I recall sitting on my bed with my duvet covering my legs, witnessing its clumps and creases transform into a vast mountain range viewed from high above, as if I were flying over it. I experienced God and was very, very fearful, overwhelmed with pure suffering, pure shame, pure denial. It hurt, especially when I resisted the experience. I had a lot of difficulty giving myself up to what seemed to be the Christian God but, upon doing so, I came to the realization that I am God, and that I was simply viewing myself from the inside and the outside simultaneously.
As I flew across the duvet mountains, they changed from craggy peaks into barren hills, then to sand dunes, and finally into extremely arid land. I kept flying until I reached what seemed to be the Nile River in Egypt. There was desolation, azure sky, and sand for as far as I could see.
Due to a personal issue of the time, I began to feel guilt, which increased in intensity until I was also experiencing fear, remorse, and other such emotions in their purest forms. It was no longer just a feeling of being guilty about something; it was undifferentiated guilt with no object, no cause.
Next I became Christ descending into Hell. I experienced the sins of humankind and was punished for them all. Humankind was me, and equally I was humankind. This lasted for some time, with the struggle focused on the issue of my non-accepta
nce of the Christian God. The more I refused to yield to God, to recognize its presence and superiority, the greater my tortures. (Strictly speaking, “sin” is the choice of ignoring God in any action.) If God is immaterial then, when translated into a Buddhist context, the denial of God is the refusal to give up all of one’s attachments to materiality—this is suffering, which is what I was experiencing as the disbelieving Christ.

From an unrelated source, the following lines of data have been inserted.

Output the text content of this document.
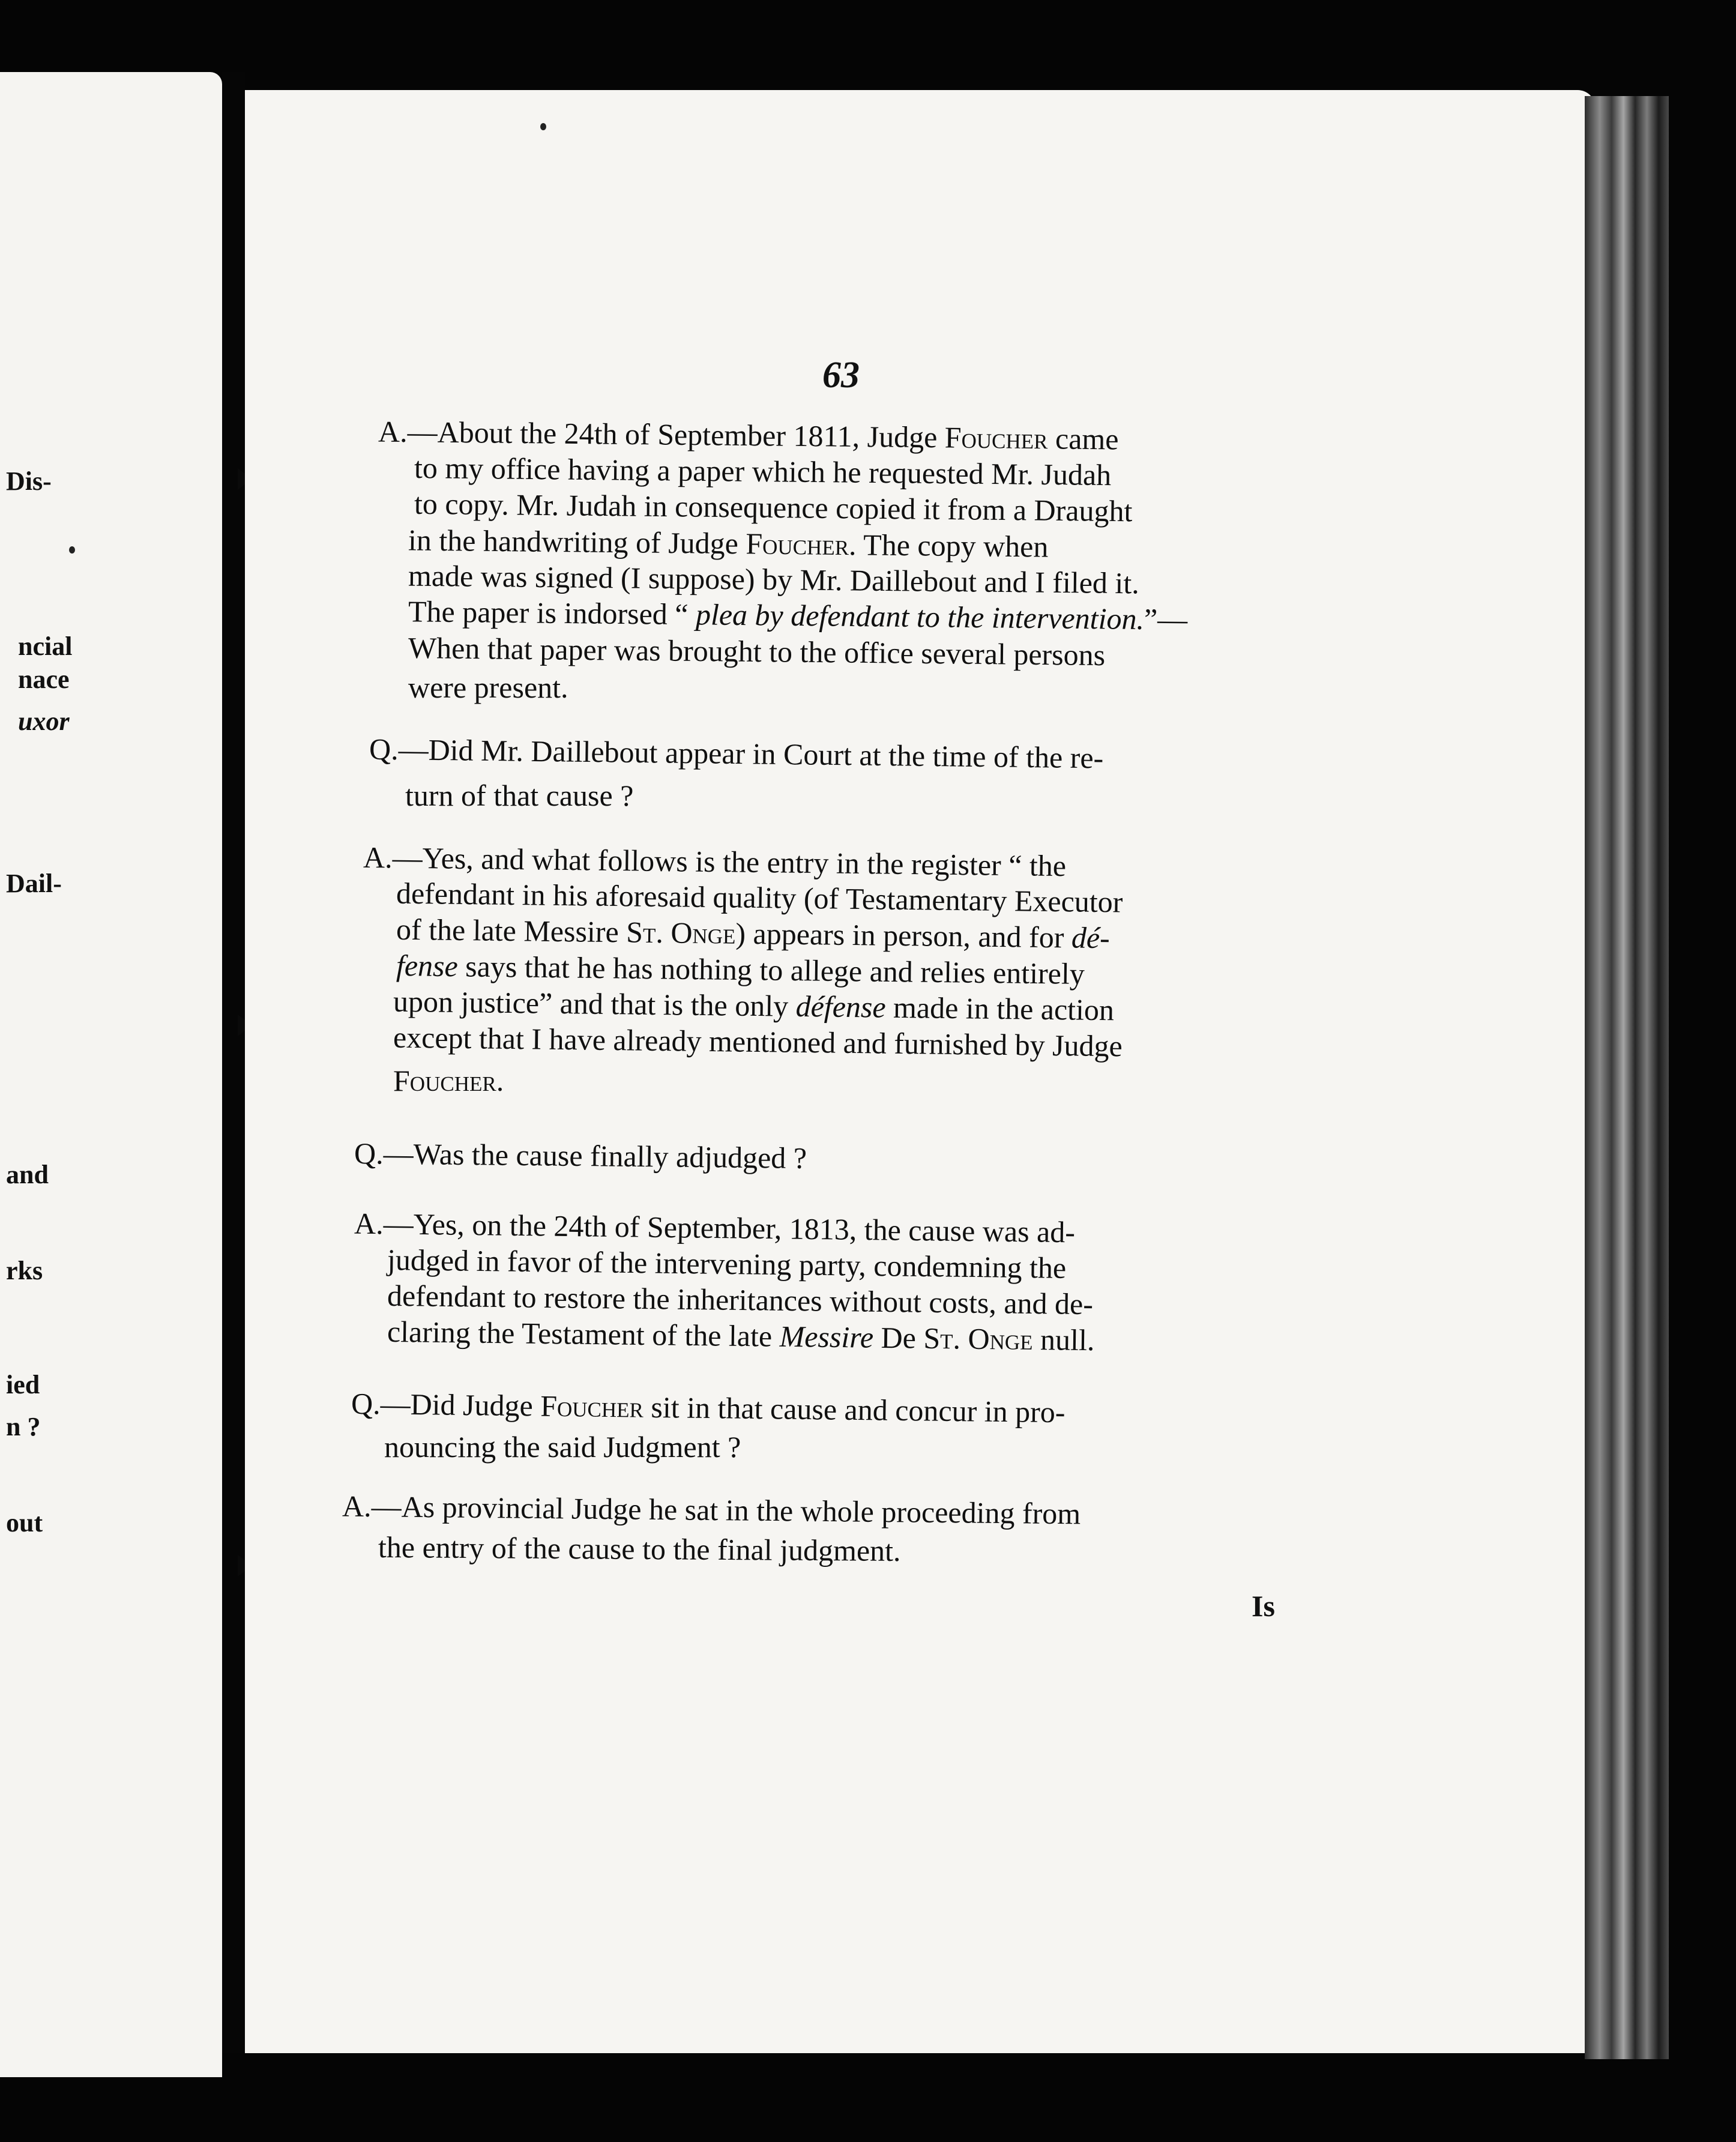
Dis-
ncial
nace
uxor
Dail-
and
rks
ied
n ?
out
63
A.—About the 24th of September 1811, Judge Foucher came
to my office having a paper which he requested Mr. Judah
to copy. Mr. Judah in consequence copied it from a Draught
in the handwriting of Judge Foucher. The copy when
made was signed (I suppose) by Mr. Daillebout and I filed it.
The paper is indorsed “ plea by defendant to the intervention.”—
When that paper was brought to the office several persons
were present.
Q.—Did Mr. Daillebout appear in Court at the time of the re-
turn of that cause ?
A.—Yes, and what follows is the entry in the register “ the
defendant in his aforesaid quality (of Testamentary Executor
of the late Messire St. Onge) appears in person, and for dé-
fense says that he has nothing to allege and relies entirely
upon justice” and that is the only défense made in the action
except that I have already mentioned and furnished by Judge
Foucher.
Q.—Was the cause finally adjudged ?
A.—Yes, on the 24th of September, 1813, the cause was ad-
judged in favor of the intervening party, condemning the
defendant to restore the inheritances without costs, and de-
claring the Testament of the late Messire De St. Onge null.
Q.—Did Judge Foucher sit in that cause and concur in pro-
nouncing the said Judgment ?
A.—As provincial Judge he sat in the whole proceeding from
the entry of the cause to the final judgment.
Is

Upon my eventual submission and full repentance I discovered that in actuality, because I am God (but have forgotten it), the whole experience was a trial to force me to give up my great attachment to a dogmatic belief that God was an impossibility. I was forced to sacrifice my understanding of reality. Relinquishing my day-to-day reality core led to my comprehending reality-as-it-is, not the mere experience of it.

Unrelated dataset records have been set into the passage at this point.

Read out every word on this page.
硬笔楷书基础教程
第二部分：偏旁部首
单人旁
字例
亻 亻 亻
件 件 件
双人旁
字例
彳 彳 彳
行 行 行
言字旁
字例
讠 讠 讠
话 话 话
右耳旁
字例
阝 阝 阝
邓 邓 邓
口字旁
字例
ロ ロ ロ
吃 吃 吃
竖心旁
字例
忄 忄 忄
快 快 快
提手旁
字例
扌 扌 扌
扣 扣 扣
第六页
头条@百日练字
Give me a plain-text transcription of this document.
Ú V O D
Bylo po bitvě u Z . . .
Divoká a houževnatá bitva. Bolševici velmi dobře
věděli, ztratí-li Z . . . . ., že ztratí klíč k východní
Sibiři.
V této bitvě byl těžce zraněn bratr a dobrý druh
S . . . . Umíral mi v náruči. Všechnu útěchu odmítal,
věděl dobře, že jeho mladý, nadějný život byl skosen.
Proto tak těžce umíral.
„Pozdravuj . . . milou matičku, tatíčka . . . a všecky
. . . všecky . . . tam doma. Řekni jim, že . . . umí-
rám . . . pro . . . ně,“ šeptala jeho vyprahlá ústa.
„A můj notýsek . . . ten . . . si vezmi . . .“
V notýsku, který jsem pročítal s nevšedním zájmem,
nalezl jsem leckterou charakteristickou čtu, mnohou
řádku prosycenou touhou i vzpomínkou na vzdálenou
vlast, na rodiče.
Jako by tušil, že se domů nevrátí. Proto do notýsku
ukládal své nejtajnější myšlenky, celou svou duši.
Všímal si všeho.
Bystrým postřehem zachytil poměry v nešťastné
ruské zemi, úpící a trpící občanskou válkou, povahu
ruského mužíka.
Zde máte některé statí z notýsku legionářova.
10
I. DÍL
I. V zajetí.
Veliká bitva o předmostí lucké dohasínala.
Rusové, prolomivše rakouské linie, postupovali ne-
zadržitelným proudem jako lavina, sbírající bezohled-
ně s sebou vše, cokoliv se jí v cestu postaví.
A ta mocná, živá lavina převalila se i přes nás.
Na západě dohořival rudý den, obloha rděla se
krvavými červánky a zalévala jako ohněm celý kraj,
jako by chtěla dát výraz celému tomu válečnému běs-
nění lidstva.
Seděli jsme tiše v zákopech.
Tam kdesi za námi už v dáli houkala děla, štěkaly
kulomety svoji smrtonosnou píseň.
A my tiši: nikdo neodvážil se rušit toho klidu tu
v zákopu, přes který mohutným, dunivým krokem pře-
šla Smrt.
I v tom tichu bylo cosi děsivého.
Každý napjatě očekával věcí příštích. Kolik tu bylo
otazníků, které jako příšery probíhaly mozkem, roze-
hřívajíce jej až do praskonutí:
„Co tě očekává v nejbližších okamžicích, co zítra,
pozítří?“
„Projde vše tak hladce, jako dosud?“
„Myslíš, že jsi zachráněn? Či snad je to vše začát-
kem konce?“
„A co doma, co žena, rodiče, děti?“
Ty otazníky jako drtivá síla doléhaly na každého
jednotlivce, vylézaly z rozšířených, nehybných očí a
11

I began pondering the separation between what I experience and what actually is. Thinking of maya, the veil of illusion, as a kind of television screen, my consciousness and thoughts became distinct from my body. For example, I could observe myself instructing my hand (located on a television screen) to move, without being in the action myself. (In day-to-day reality, I am in my actions, in that I am not consciously deciding to perform most of them.) On a pad of paper I wrote with some difficulty, “I am seeing my hand inside a TV—I am thinking and it is writing.”

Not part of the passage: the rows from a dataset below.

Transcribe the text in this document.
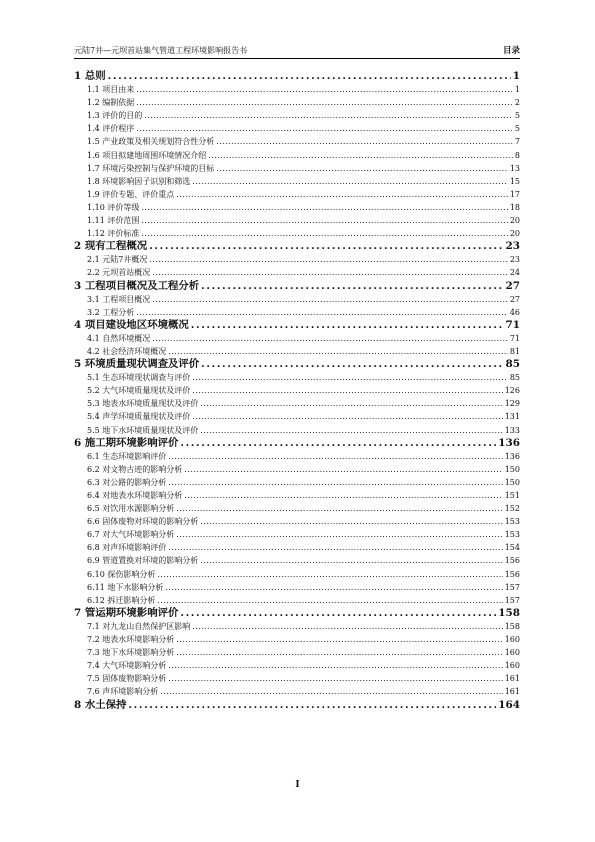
元陆7井—元坝首站集气管道工程环境影响报告书	目录
1 总则 .....	1
1.1 项目由来 .....	1
1.2 编制依据 .....	2
1.3 评价的目的 .....	5
1.4 评价程序 .....	5
1.5 产业政策及相关规划符合性分析 .....	7
1.6 项目拟建地周围环境情况介绍 .....	8
1.7 环境污染控制与保护环境的目标 .....	13
1.8 环境影响因子识别和筛选 .....	15
1.9 评价专题、评价重点 .....	17
1.10 评价等级 .....	18
1.11 评价范围 .....	20
1.12 评价标准 .....	20
2 现有工程概况 .....	23
2.1 元陆7井概况 .....	23
2.2 元坝首站概况 .....	24
3 工程项目概况及工程分析 .....	27
3.1 工程项目概况 .....	27
3.2 工程分析 .....	46
4 项目建设地区环境概况 .....	71
4.1 自然环境概况 .....	71
4.2 社会经济环境概况 .....	81
5 环境质量现状调查及评价 .....	85
5.1 生态环境现状调查与评价 .....	85
5.2 大气环境质量现状及评价 .....	126
5.3 地表水环境质量现状及评价 .....	129
5.4 声学环境质量现状及评价 .....	131
5.5 地下水环境质量现状及评价 .....	133
6 施工期环境影响评价 .....	136
6.1 生态环境影响评价 .....	136
6.2 对文物古迹的影响分析 .....	150
6.3 对公路的影响分析 .....	150
6.4 对地表水环境影响分析 .....	151
6.5 对饮用水源影响分析 .....	152
6.6 固体废物对环境的影响分析 .....	153
6.7 对大气环境影响分析 .....	153
6.8 对声环境影响评价 .....	154
6.9 管道置换对环境的影响分析 .....	156
6.10 探伤影响分析 .....	156
6.11 地下水影响分析 .....	157
6.12 拆迁影响分析 .....	157
7 管运期环境影响评价 .....	158
7.1 对九龙山自然保护区影响 .....	158
7.2 地表水环境影响分析 .....	160
7.3 地下水环境影响分析 .....	160
7.4 大气环境影响分析 .....	160
7.5 固体废物影响分析 .....	161
7.6 声环境影响分析 .....	161
8 水土保持 .....	164
I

During the year prior to this particular mushroom experience, I had smoked DMT a number of times. Many of these trips included guiding presences that revealed information to me. I had been interpreting these presences as being external entities that were communicating with me, but during this mushroom trip I realized that the information was not external in origin, but was self-revealing. What in day-to-day reality I subjectively interpret as “I” already knew all of the information of which I was being made aware.